Хозяйка подняла и подала ему ножны. На лице ее было заметно огорчение.

— В былые времена в семьях ори рождался только один сын и только одна дочь, и отец передавал сыну меч аллийцев. Сын рождался в одной и той же семье на протяжении веков. А после все перепуталось. Понадобились новые мечи, чтобы не нарушать традицию. Это мне рассказывал Учитель…

Конечно, Учитель. Если бы, хозяин, ты мог помнить это сам, у тебя был бы настоящий аллийский меч, и мы с тобой родились бы вовсе не в Аст-Гару Ариноры.

— Значит, в нем нет души… — проговорила Танрэй.

— Наверное, какая-то все равно есть — отражение души того, кто его создал… Во всем, что создано когда-либо, живет отголосок души… Но когда чего-то слишком много, качество души не улучшается, а наоборот…

— Обесценивается?

— Да. Обесценивается. А теперь, — Ал бросил меч в деревянный ящик у стены, — давай поспешим, Танрэй.

— Зачем тогда ты везешь его с собой?

— Все-таки это подарок отца. Каким бы этот подарок ни был, приходится им дорожить… Просто отец был не единственным сыном в семье деда…

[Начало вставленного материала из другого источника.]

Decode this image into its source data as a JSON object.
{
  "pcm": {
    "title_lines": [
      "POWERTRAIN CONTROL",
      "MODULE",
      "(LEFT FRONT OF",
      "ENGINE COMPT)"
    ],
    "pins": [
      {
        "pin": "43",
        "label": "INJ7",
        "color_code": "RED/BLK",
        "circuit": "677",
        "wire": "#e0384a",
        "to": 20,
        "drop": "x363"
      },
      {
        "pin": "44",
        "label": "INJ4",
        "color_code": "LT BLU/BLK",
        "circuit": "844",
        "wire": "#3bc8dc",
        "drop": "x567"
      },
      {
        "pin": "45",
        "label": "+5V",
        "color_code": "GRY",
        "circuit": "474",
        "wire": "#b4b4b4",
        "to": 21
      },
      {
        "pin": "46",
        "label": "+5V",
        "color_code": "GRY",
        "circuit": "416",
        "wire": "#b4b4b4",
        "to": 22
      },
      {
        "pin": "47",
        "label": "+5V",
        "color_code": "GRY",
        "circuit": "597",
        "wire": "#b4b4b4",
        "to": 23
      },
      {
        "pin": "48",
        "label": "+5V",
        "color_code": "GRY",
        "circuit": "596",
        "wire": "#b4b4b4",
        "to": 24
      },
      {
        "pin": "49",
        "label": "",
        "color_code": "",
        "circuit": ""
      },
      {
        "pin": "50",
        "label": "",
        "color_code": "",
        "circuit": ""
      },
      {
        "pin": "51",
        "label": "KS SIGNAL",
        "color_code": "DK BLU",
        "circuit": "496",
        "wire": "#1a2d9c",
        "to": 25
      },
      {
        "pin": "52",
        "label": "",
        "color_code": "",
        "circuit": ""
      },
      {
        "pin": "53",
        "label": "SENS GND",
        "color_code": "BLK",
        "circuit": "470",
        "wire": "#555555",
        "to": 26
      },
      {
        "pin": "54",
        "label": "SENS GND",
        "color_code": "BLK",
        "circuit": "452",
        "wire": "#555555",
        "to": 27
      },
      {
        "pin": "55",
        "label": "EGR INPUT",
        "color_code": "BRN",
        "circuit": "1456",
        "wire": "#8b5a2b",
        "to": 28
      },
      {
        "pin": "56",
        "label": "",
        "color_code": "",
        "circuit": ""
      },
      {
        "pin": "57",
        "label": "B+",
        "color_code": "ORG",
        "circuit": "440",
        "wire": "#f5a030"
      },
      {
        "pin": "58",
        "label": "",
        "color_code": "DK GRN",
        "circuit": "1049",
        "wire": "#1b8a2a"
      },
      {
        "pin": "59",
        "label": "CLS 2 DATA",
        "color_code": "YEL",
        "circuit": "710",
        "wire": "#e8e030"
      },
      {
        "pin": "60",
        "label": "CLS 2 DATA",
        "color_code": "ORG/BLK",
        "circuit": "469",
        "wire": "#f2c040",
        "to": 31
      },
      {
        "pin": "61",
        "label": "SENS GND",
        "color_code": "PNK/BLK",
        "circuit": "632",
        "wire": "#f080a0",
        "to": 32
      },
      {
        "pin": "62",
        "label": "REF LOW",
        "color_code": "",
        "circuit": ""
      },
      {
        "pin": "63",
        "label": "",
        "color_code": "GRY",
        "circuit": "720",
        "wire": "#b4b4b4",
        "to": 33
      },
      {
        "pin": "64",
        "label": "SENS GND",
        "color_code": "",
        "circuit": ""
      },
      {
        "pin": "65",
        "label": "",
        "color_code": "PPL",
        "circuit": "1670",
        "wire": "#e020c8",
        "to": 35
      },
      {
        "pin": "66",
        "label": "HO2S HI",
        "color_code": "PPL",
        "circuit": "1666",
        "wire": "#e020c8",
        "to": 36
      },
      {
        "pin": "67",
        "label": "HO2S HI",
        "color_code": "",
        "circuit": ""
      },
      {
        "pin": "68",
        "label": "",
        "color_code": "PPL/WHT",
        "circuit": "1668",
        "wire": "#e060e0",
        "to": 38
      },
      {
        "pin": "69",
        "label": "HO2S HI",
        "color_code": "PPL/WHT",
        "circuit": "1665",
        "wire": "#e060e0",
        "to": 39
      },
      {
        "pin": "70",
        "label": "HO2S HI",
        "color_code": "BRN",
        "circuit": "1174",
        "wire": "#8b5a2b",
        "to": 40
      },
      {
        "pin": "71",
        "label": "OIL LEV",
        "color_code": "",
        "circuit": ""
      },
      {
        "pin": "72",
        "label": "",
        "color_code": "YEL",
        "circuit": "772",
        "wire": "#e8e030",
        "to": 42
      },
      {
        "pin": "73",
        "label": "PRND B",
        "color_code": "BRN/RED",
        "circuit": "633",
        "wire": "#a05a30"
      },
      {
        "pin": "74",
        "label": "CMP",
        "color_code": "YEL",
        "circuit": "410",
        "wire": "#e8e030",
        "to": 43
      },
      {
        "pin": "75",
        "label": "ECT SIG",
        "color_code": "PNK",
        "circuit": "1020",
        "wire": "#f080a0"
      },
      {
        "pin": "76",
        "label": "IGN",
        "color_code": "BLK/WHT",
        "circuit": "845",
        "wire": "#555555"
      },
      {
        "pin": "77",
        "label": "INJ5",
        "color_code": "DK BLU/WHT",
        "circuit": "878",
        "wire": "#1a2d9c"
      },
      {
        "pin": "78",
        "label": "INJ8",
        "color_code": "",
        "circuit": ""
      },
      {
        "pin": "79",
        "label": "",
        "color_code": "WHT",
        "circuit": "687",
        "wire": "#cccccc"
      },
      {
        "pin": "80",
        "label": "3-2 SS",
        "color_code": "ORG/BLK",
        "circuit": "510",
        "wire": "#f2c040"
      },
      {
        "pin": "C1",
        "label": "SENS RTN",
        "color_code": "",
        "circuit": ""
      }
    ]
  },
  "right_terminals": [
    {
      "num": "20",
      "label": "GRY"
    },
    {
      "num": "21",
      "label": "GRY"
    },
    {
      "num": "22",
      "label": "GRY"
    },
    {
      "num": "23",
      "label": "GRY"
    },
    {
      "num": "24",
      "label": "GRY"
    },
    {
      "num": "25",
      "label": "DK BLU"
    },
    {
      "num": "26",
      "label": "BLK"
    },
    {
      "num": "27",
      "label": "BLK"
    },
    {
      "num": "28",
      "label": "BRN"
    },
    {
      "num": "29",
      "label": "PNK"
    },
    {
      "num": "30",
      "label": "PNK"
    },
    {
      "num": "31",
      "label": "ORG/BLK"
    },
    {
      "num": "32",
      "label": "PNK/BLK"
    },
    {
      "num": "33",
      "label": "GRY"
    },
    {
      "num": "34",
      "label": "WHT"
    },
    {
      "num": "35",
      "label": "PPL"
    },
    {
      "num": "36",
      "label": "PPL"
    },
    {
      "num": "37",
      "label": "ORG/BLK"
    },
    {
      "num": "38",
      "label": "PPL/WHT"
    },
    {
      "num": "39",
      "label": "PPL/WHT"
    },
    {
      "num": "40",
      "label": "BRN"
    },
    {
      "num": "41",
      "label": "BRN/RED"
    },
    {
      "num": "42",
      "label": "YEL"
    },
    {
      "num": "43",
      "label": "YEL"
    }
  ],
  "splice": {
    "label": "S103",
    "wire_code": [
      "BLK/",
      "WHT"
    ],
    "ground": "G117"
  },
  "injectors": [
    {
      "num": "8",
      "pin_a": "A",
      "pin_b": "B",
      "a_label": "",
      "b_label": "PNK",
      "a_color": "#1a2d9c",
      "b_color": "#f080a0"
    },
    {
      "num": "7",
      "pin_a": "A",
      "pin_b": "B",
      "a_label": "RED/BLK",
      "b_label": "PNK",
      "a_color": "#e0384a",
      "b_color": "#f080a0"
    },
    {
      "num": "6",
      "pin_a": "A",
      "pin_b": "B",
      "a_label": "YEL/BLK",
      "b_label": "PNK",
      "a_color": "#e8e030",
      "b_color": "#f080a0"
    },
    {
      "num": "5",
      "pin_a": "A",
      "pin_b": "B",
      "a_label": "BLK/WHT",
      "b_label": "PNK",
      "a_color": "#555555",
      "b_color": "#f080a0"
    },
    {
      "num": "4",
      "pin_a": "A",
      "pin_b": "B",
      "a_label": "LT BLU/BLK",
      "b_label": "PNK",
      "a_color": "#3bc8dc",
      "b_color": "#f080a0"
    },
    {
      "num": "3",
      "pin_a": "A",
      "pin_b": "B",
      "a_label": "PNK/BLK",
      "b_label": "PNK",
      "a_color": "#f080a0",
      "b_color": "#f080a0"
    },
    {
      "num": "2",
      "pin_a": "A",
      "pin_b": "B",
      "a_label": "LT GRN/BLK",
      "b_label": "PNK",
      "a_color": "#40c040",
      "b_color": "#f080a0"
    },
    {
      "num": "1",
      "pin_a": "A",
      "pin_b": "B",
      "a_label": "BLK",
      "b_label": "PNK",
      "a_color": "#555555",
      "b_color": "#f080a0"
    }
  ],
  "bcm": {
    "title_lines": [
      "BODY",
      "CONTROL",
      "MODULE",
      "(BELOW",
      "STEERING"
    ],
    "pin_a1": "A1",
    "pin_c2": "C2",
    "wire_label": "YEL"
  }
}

Волк подошел к Танрэй и ободряюще толкнул ее носом в ладонь. Та засмеялась. Тогда Натаути махнул хвостом и выбежал на улицу — встречать запаздывающего друга хозяина, чье приближение он чуял всегда.

* * *

Изгнанник вечности (полная версия) image018.jpg

Сетен плотнее завернулся в отороченную мехом накидку и выпрыгнул на заиндевевшие красноватые плиты аэродрома Коорэалатаны. Морозный воздух отдавал едва уловимым привкусом моря. Летом здесь уютнее…

Оглянувшись, Тессетен махнул рукой пилоту орэмашины и торопливо, но стараясь не поскользнуться на катке, в который превратил дороги недавний гололед, пошел к автостраде. Он готов был славить Кула-Ори, где жил уже много лет, только за то, что там никогда не было гололеда, этой вечной напасти холодных зон планеты.

Коорэалатана пылала в лучах полуденного, но холодного солнца, встречая последнего из группы эмигрантов-ори. Все уже должны погрузиться на корабль «Сэхо», ждут только Сетена.

Мысли были забиты недавним разговором с чиновниками Ведомства. Чем ближе к началу войны, тем меньше находилось желающих заниматься вопросами науки. Все средства уходили на вооружение. В Ведомстве и без того были злы на кула-орийцев: со своими исследованиями они оттянули из военного бюджета немало средств, не погнушались и человеческими «ресурсами». А тут является некий экономист и подает прошение, в котором хочет выклянчить на Рэйсатру огромное количество техники для постройки каких-то невнятных бункеров и ангаров в горных пещерах Виэлоро. Тессетена сочли едва ли не спятившим и подтрунивали над ним, почти не скрывая, тем более он нагрянул на собеседование обросшим бородой — в том виде, в каком прилетел из Кула-Ори.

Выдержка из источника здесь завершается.